20 ottobre 2018
Aggiornato 21:00

Corteo di CasaPound: il Pd pronto a scendere in piazza il giorno prima

Delegazione dem ricevuta in municipio dal sindaco Dipiazza
Corteo di CasaPound: il Pd pronto a scendere in piazza il giorno prima
Corteo di CasaPound: il Pd pronto a scendere in piazza il giorno prima (pd)

TRIESTE - «Sappiamo che si sta organizzando una contro-manifestazione» di centri sociali e diverse sigle «lo stesso giorno di CasaPound», che ha fissato il suo raduno a Trieste il 3 novembre. «Noi pensiamo che sia troppo pericolosa perchè, considerando anche contro chi si manifesta, porterà sicuramente a scontri fisici e perciò non sarebbe efficace. Quindi il Partito Democratico conferma l'intenzione di manifestare pacificamente il giorno prima», ovvero il 2 novembre. Lo fa sapere alla Dire la capogruppo del Pd in Consiglio comunale, Fabiana Martini. «Tuttavia- continua- il Pd e' pronto a fare un passo indietro dall'organizzazione del 2 novembre, per non imporre un colore politico a una manifestazione che vuole essere di tutta la città'".

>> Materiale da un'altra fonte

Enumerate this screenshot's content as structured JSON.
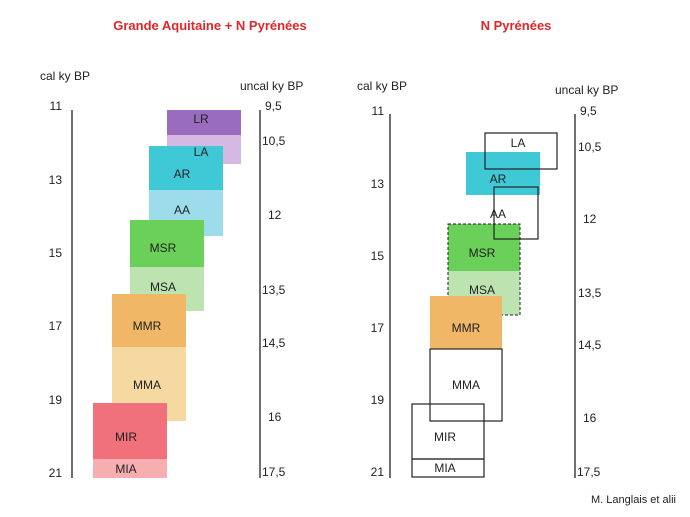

Continua infatti il pressing dem sul sindaco di Trieste, Roberto Dipiazza, che ha ricevuto una delegazione del Partito democratico, composta dalla stessa Martini, dalla segretaria provinciale del partito Laura Famulari, dalla deputata Debora Serracchiani, dai consiglieri regionali Roberto Cosolini e Francesco Russo. "Abbiamo chiesto al sindaco di farsi portavoce della citta'- continua la capogruppo- ed esprimere una netta distanza ed estraneita' dall'annunciato raduno nazionale di Casa Pound a Trieste. E il sindaco ha detto che lo aveva gia' fatto nei giorni scorsi. Non e' abbastanza». Nel comunicato della delegazione, diffuso poco dopo l'incontro, il Pd si dichiara "rispettoso delle liberta' garantite dalla Costituzione e che, ove le autorita' di pubblica sicurezza nulla eccepiscano, il diritto di manifestare non puo' essere negato neppure a formazioni di ispirazione neofascista». Tuttavia si richiama "il dovere delle istituzioni di esercitare anche un ruolo di custodia morale nei confronti dei valori di tolleranza e uguaglianza affermati nella nostra Carta fondamentale".